As an artist who needs to work outside, Angerami believes that when one is in nature, they are in constant communication with their surroundings. They receive information through their skin, eyes, ears, and other senses. This sensorial experience, then, is channeled into Angerami’s paintings, and he finds a way to bring the viewer into the same setting: into a space that is familiar, even if it has never been experienced before. Rather than overwhelming the viewer, these paintings act as sanctuaries. Angerami’s paintings are quieting, offering a moment of repose and the tactility of the paint, the textures and free-nature of his strokes inspire a sense of awe and demand a status of sanctity. Angerami’s paintings offer a vignette into his involved experiences with nature and through a Renaissance-esque sensibility towards painting and a Brazilian embrace of nature, a viewer’s senses are sharpened to the unique existence as simultaneously a whole being and a part of a larger system of being.
In a post- (or mid-) pandemic world, we are no strangers to alienation and fragmentation. What we have lost most of all perhaps, is our connection to the outside world. As homes have become suffocating refuges from an invisible, but devastating, virus, humanity has furthered itself from its true origin. Although they are of the same genetic materials, humankind often sees itself at odds with nature and the ‘man versus nature’ narrative has become a familiar, albeit over-exaggerated, trope. But this dichotomy between man and nature is misplaced and because of it, humans have devastated the natural world; Burning rainforests, ocean oil spills, exploited and exhausted lands can only be attributed to our hands. Even within our own sector of humanity, people strive to create schisms between races, cultures, economic classes and any other instances of diversity. Humans seem obsessed with carving clean cuts between what is good and bad, right and wrong, ignorant of the fact, perhaps, that these labels are not universal truths. And maybe the only truths that we will ever be able to know are the ones that we can see, feel, smell, taste, and hear—the ones that are contingent on the awareness of our existence as part of a larger world.

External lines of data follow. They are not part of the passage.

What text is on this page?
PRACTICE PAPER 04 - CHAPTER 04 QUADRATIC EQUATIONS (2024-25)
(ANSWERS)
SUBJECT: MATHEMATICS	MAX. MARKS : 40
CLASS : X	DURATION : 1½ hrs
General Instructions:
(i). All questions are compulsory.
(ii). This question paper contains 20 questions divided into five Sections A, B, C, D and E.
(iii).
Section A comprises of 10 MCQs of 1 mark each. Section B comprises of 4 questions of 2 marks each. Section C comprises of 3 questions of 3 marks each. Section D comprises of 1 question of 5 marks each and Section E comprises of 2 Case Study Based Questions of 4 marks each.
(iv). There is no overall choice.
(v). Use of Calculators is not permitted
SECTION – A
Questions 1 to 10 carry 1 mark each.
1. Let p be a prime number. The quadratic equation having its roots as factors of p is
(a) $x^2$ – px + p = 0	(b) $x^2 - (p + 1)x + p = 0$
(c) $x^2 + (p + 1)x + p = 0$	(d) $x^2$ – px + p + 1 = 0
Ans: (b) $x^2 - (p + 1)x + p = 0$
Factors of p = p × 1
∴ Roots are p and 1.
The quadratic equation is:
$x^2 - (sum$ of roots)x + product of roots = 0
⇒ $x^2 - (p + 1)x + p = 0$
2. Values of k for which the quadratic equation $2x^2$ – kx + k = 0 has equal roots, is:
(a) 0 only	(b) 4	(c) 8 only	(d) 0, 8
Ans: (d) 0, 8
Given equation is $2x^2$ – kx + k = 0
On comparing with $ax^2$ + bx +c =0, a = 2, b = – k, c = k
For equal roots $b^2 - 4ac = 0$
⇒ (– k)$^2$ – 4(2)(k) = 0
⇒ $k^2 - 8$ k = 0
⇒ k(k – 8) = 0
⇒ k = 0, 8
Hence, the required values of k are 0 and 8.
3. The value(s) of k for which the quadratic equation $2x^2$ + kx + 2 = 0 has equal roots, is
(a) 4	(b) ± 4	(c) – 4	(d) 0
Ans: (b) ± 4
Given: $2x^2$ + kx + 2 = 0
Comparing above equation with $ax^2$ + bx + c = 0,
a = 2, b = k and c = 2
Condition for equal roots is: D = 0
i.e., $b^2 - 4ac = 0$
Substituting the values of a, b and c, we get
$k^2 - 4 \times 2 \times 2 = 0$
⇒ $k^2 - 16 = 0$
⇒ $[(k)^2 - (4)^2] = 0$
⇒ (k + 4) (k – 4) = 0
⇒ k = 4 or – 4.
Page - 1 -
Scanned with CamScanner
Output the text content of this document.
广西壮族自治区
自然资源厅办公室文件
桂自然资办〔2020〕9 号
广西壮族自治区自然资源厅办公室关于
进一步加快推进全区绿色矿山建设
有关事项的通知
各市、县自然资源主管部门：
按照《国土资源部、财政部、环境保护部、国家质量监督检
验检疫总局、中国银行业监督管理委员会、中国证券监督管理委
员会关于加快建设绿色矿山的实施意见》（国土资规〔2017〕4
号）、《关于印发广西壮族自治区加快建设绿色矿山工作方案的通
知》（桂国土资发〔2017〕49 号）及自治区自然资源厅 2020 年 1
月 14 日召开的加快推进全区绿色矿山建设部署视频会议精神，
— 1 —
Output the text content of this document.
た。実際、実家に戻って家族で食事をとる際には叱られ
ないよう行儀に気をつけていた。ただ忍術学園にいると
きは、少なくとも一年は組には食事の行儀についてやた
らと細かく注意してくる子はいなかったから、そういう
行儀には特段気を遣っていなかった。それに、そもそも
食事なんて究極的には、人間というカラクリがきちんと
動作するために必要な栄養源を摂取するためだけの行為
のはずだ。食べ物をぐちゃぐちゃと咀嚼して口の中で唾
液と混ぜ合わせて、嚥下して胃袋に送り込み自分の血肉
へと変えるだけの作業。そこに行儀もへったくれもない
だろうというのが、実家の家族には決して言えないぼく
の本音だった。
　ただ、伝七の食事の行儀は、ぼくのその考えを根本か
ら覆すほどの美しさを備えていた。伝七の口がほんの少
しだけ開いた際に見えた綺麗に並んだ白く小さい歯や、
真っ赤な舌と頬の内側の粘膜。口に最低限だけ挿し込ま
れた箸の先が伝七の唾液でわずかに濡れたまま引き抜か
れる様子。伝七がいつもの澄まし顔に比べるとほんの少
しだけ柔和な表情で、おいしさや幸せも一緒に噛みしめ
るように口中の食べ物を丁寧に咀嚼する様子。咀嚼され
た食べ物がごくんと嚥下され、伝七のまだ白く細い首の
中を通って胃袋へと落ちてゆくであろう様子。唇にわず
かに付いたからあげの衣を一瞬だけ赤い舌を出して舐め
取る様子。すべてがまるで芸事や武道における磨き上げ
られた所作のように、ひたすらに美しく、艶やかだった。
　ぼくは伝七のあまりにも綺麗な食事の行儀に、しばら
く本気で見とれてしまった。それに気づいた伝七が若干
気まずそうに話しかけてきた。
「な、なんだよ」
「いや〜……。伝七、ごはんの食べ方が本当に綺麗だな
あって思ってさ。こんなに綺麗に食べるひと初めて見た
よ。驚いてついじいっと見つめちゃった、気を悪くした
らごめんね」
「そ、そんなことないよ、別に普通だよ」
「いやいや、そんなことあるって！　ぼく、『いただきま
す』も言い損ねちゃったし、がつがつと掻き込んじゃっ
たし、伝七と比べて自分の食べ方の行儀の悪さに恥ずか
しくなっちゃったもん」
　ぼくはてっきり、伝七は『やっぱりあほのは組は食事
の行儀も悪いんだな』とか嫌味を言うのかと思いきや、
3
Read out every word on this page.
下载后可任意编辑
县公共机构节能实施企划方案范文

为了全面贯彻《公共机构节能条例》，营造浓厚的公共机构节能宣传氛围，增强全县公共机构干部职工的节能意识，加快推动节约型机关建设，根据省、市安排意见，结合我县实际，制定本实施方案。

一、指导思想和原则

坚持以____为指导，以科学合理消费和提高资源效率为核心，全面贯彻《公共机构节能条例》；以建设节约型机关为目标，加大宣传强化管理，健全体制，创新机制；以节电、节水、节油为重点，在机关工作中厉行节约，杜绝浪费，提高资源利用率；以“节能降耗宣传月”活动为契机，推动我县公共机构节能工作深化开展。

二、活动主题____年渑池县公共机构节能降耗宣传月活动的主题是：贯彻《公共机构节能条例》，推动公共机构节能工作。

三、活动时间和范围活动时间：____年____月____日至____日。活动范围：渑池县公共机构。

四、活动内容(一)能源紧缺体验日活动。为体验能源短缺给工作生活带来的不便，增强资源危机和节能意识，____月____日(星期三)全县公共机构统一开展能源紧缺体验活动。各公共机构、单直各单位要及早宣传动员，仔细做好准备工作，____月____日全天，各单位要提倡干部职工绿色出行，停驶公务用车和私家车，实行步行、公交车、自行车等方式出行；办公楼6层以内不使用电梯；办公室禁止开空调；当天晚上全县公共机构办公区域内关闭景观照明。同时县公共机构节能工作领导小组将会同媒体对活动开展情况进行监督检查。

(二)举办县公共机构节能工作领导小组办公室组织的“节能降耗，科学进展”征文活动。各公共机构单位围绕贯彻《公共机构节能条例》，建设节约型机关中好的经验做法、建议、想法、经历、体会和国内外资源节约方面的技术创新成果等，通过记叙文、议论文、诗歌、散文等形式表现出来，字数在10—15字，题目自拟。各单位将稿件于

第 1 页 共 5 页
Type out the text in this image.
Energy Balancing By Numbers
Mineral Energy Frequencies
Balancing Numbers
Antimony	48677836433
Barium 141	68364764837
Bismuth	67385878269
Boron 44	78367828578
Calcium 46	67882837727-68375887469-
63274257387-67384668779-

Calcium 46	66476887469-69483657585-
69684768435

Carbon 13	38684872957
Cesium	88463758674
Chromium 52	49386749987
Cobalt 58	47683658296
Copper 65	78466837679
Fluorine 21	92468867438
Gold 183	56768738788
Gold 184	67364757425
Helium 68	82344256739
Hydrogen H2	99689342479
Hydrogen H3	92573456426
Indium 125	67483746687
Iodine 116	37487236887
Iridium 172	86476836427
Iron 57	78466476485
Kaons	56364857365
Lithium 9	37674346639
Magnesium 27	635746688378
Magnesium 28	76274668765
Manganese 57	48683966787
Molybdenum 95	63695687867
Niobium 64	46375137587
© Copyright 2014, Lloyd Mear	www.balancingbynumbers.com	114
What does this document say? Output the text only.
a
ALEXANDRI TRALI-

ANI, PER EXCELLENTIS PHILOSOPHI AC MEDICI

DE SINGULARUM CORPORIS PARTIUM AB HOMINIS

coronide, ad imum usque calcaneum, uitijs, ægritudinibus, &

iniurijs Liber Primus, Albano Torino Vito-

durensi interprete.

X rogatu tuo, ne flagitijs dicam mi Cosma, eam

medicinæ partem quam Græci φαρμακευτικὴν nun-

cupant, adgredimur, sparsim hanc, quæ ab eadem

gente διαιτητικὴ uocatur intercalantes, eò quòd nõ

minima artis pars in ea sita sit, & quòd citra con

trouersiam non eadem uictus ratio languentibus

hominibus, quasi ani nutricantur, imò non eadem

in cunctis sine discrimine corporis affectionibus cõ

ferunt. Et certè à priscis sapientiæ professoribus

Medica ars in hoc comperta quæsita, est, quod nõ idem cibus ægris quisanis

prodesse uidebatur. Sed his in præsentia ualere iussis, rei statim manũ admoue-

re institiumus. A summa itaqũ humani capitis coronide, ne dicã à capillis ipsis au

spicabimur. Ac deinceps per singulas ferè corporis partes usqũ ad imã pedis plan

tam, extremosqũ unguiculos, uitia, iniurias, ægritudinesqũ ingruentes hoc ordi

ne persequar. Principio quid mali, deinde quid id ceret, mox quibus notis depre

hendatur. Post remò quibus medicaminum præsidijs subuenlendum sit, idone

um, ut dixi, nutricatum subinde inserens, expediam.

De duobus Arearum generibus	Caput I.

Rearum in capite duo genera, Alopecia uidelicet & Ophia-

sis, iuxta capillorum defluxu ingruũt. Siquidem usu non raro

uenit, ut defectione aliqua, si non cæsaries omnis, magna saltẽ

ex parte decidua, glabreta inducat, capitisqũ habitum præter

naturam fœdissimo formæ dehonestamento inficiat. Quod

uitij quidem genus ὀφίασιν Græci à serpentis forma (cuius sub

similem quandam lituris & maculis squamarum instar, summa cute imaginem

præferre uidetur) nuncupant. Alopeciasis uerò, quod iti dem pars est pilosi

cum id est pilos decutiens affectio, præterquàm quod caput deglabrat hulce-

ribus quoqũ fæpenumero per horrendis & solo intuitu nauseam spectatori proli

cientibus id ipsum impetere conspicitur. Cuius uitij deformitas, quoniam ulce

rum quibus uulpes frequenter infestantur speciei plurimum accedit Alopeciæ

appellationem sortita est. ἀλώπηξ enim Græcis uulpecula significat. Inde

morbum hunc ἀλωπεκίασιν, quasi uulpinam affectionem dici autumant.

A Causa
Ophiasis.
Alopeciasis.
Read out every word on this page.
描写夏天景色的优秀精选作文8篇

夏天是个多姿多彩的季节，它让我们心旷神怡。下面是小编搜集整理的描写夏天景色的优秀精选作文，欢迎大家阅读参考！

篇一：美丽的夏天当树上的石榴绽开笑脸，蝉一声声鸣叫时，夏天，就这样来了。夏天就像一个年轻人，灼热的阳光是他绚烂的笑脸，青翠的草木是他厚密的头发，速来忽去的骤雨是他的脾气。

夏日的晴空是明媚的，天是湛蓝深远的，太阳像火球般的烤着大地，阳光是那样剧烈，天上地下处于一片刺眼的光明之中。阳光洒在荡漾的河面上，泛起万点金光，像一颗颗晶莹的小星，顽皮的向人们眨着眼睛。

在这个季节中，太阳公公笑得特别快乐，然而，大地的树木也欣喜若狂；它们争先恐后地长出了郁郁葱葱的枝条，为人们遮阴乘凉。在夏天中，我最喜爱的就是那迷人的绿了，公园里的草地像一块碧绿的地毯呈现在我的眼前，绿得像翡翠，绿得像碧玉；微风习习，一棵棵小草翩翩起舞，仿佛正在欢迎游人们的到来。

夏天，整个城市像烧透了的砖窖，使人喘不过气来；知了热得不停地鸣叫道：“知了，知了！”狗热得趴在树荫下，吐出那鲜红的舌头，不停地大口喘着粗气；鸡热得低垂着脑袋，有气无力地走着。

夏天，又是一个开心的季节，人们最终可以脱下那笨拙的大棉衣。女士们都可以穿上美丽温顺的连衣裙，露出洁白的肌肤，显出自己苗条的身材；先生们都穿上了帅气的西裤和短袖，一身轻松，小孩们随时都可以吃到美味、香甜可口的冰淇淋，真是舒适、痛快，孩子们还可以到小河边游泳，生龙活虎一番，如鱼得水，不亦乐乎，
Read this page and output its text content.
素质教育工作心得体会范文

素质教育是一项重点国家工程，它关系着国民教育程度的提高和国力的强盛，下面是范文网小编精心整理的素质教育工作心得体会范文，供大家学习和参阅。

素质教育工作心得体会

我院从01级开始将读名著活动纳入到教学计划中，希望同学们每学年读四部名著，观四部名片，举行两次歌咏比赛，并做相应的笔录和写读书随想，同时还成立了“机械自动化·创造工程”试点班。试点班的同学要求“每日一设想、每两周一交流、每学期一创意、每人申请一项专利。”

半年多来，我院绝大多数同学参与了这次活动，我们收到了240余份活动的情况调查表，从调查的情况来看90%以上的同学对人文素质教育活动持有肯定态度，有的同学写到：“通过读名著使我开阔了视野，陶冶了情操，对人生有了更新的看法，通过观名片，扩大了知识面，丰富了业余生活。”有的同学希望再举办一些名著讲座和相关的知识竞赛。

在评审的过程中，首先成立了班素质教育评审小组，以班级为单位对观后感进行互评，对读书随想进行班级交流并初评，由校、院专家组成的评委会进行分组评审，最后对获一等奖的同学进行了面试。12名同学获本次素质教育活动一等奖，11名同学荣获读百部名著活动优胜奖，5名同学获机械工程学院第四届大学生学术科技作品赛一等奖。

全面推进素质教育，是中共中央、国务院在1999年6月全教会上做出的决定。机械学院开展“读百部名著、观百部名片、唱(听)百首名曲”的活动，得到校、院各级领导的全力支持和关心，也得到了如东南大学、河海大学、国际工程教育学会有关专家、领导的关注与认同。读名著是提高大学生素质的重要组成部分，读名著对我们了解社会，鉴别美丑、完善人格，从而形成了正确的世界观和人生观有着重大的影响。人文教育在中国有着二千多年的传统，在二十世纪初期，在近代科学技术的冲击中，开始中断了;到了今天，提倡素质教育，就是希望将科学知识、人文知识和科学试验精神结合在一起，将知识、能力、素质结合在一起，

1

Emerson wrote that “The stars awaken a certain reverence, because though always present, they are inaccessible...” But in witnessing Angerami’s work, perhaps he is wrong. The gold that Angerami employs in many of his paintings is, in itself, the essence of stars, as gold is one of the few metals on earth that comes from space. In the installation piece Arquipélago (archipelago), Angerami has salvaged concrete shards straight from abandoned buildings’ walls and reconstructed mountain ranges, drawing and painting on with ink and gold foil. From a distance, the gold effects gleam like stars in a night sky, but up close, one can see the delicate outlines of mountains and nature on the rough concrete surface. The destruction of a star is a new beginning for an artwork and Angerami has brought these stars to us. In viewing his artworks, we are witnesses to nature. So, just as day will turn to night and back into day again, destruction will birth new life, to eventually be destroyed once more.